Trim your interview questions down to the essential points and provide plenty of transparency about what the job entails. 

  1. Review the physical requirements. Many summer jobs require standing in full sun, spending several hours outdoors, lifting heavy objects, or walking long distances. Provide specifics about the necessary tasks.
  2. Evaluate customer service skills. If you're hiring for a hospitality, food and beverage, or entertainment job, your summer employees probably deal with many tourists and vacationers. These guests often have high expectations and grandiose demands. Present some problematic scenarios and gauge the interviewee's response.
  3. Check their schedule. Review your requirements during evenings, weekends, and summer holidays. Ensure your seasonal employees are available when needed, even if that means working into the evening on the Fourth of July or training over Memorial Day weekend.

Keep in touch

Create a mailing list, e-newsletter, or alumni group on social media to keep in contact with your former employees. Consider hosting a mixer event at the beginning of the hiring season to welcome students home for summer break and chat with your best workers. This type of gathering provides a prime opportunity to inquire about rehiring former summer employees or getting referrals.

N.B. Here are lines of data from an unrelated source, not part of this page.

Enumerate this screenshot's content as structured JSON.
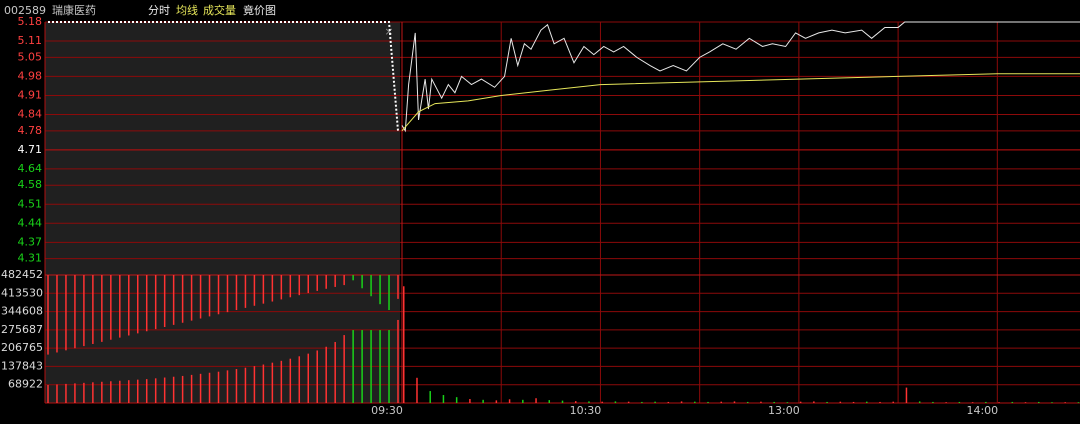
{
  "header": {
    "code": "002589",
    "name": "瑞康医药"
  },
  "chart_data": {
    "type": "line",
    "ylim": [
      4.25,
      5.18
    ],
    "yticks": [
      5.18,
      5.11,
      5.05,
      4.98,
      4.91,
      4.84,
      4.78,
      4.71,
      4.64,
      4.58,
      4.51,
      4.44,
      4.37,
      4.31
    ],
    "prev_close": 4.71,
    "up_color": "#ff4040",
    "down_color": "#19d219",
    "flat_color": "#ffffff",
    "y2lim": [
      0,
      482452
    ],
    "y2ticks": [
      482452,
      413530,
      344608,
      275687,
      206765,
      137843,
      68922
    ],
    "xlim": [
      0,
      205
    ],
    "xticks": [
      {
        "value": 0,
        "label": "09:30"
      },
      {
        "value": 60,
        "label": "10:30"
      },
      {
        "value": 120,
        "label": "13:00"
      },
      {
        "value": 180,
        "label": "14:00"
      }
    ],
    "grid": true,
    "series": [
      {
        "name": "分时",
        "color": "#e8e8e8",
        "x": [
          0,
          1,
          2,
          4,
          5,
          7,
          8,
          9,
          12,
          14,
          16,
          18,
          21,
          24,
          28,
          31,
          33,
          35,
          37,
          39,
          42,
          44,
          46,
          49,
          52,
          55,
          58,
          61,
          64,
          67,
          71,
          75,
          78,
          82,
          86,
          90,
          93,
          97,
          101,
          105,
          109,
          112,
          116,
          119,
          122,
          126,
          130,
          134,
          139,
          142,
          146,
          150,
          152,
          205
        ],
        "values": [
          4.8,
          4.78,
          4.95,
          5.14,
          4.82,
          4.97,
          4.86,
          4.97,
          4.9,
          4.95,
          4.92,
          4.98,
          4.95,
          4.97,
          4.94,
          4.98,
          5.12,
          5.02,
          5.1,
          5.08,
          5.15,
          5.17,
          5.1,
          5.12,
          5.03,
          5.09,
          5.06,
          5.09,
          5.07,
          5.09,
          5.05,
          5.02,
          5.0,
          5.02,
          5.0,
          5.05,
          5.07,
          5.1,
          5.08,
          5.12,
          5.09,
          5.1,
          5.09,
          5.14,
          5.12,
          5.14,
          5.15,
          5.14,
          5.15,
          5.12,
          5.16,
          5.16,
          5.18,
          5.18
        ]
      },
      {
        "name": "均线",
        "color": "#e6e65a",
        "x": [
          0,
          5,
          10,
          20,
          30,
          45,
          60,
          90,
          120,
          150,
          180,
          205
        ],
        "values": [
          4.78,
          4.85,
          4.88,
          4.89,
          4.91,
          4.93,
          4.95,
          4.96,
          4.97,
          4.98,
          4.99,
          4.99
        ]
      },
      {
        "name": "成交量",
        "type": "bar",
        "axis": "y2",
        "color": "#e6e65a",
        "x": [
          0,
          4,
          8,
          12,
          16,
          20,
          24,
          28,
          32,
          36,
          40,
          44,
          48,
          52,
          56,
          60,
          64,
          68,
          72,
          76,
          80,
          84,
          88,
          92,
          96,
          100,
          104,
          108,
          112,
          116,
          120,
          124,
          128,
          132,
          136,
          140,
          144,
          148,
          152,
          156,
          160,
          164,
          168,
          172,
          176,
          180,
          184,
          188,
          192,
          196,
          200,
          204
        ],
        "values": [
          440000,
          95000,
          45000,
          30000,
          22000,
          15000,
          12000,
          10000,
          14000,
          12000,
          18000,
          11000,
          9000,
          7000,
          6000,
          5000,
          6000,
          5000,
          4000,
          5000,
          4000,
          6000,
          5000,
          4000,
          5000,
          6000,
          4000,
          5000,
          4000,
          3000,
          5000,
          6000,
          4000,
          5000,
          4000,
          5000,
          4000,
          5000,
          58000,
          6000,
          4000,
          3000,
          4000,
          3000,
          4000,
          3000,
          4000,
          3000,
          4000,
          3000,
          3000,
          3000
        ],
        "colors": [
          "#ff3232",
          "#ff3232",
          "#19d219",
          "#19d219",
          "#19d219",
          "#ff3232",
          "#19d219",
          "#ff3232",
          "#ff3232",
          "#19d219",
          "#ff3232",
          "#19d219",
          "#19d219",
          "#ff3232",
          "#19d219",
          "#ff3232",
          "#19d219",
          "#ff3232",
          "#19d219",
          "#19d219",
          "#ff3232",
          "#ff3232",
          "#19d219",
          "#19d219",
          "#ff3232",
          "#ff3232",
          "#19d219",
          "#ff3232",
          "#19d219",
          "#19d219",
          "#ff3232",
          "#ff3232",
          "#19d219",
          "#ff3232",
          "#ff3232",
          "#19d219",
          "#ff3232",
          "#ff3232",
          "#ff3232",
          "#19d219",
          "#19d219",
          "#ff3232",
          "#19d219",
          "#ff3232",
          "#19d219",
          "#ff3232",
          "#19d219",
          "#ff3232",
          "#19d219",
          "#19d219",
          "#ff3232",
          "#19d219"
        ]
      }
    ],
    "auction": {
      "title": "竟价图",
      "price_color": "#ffffff",
      "price": [
        5.18,
        5.18,
        5.18,
        5.18,
        5.18,
        5.18,
        5.18,
        5.18,
        5.18,
        5.18,
        5.18,
        5.18,
        5.18,
        5.18,
        5.18,
        5.18,
        5.18,
        5.18,
        5.18,
        5.18,
        5.18,
        5.18,
        5.18,
        5.18,
        5.18,
        5.18,
        5.18,
        5.18,
        5.18,
        5.18,
        5.18,
        5.18,
        5.18,
        5.18,
        5.18,
        5.18,
        5.18,
        5.18,
        5.18,
        4.78
      ],
      "matched": [
        68000,
        70000,
        72000,
        74000,
        76000,
        78000,
        80000,
        82000,
        84000,
        86000,
        88000,
        90000,
        93000,
        96000,
        99000,
        102000,
        106000,
        110000,
        114000,
        118000,
        123000,
        128000,
        133000,
        139000,
        145000,
        152000,
        159000,
        167000,
        176000,
        186000,
        198000,
        212000,
        230000,
        256000,
        275000,
        275000,
        275000,
        275000,
        275000,
        313000
      ],
      "unmatched": [
        300000,
        292000,
        284000,
        276000,
        268000,
        260000,
        252000,
        244000,
        236000,
        228000,
        220000,
        212000,
        204000,
        196000,
        188000,
        180000,
        172000,
        164000,
        156000,
        148000,
        140000,
        132000,
        124000,
        116000,
        108000,
        100000,
        92000,
        84000,
        76000,
        68000,
        60000,
        52000,
        45000,
        38000,
        20000,
        50000,
        80000,
        110000,
        132000,
        90000
      ],
      "colors": [
        "#ff3232",
        "#ff3232",
        "#ff3232",
        "#ff3232",
        "#ff3232",
        "#ff3232",
        "#ff3232",
        "#ff3232",
        "#ff3232",
        "#ff3232",
        "#ff3232",
        "#ff3232",
        "#ff3232",
        "#ff3232",
        "#ff3232",
        "#ff3232",
        "#ff3232",
        "#ff3232",
        "#ff3232",
        "#ff3232",
        "#ff3232",
        "#ff3232",
        "#ff3232",
        "#ff3232",
        "#ff3232",
        "#ff3232",
        "#ff3232",
        "#ff3232",
        "#ff3232",
        "#ff3232",
        "#ff3232",
        "#ff3232",
        "#ff3232",
        "#ff3232",
        "#19d219",
        "#19d219",
        "#19d219",
        "#19d219",
        "#19d219",
        "#ff3232"
      ]
    }
  }
}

Implement smart strategies for hiring seasonal summer employees and repeat this method annually for a quick and efficient start to the season.

More tips for hiring the right employees:

Consider implementing a chatbot to answer common questions about your summer jobs and filter out unqualified candidates.

Reach out to last year's seasonal employees to get referrals that come to you well-informed about the perks and challenges of the job.

Include your distinctive brand throughout your job postings to make them stand out.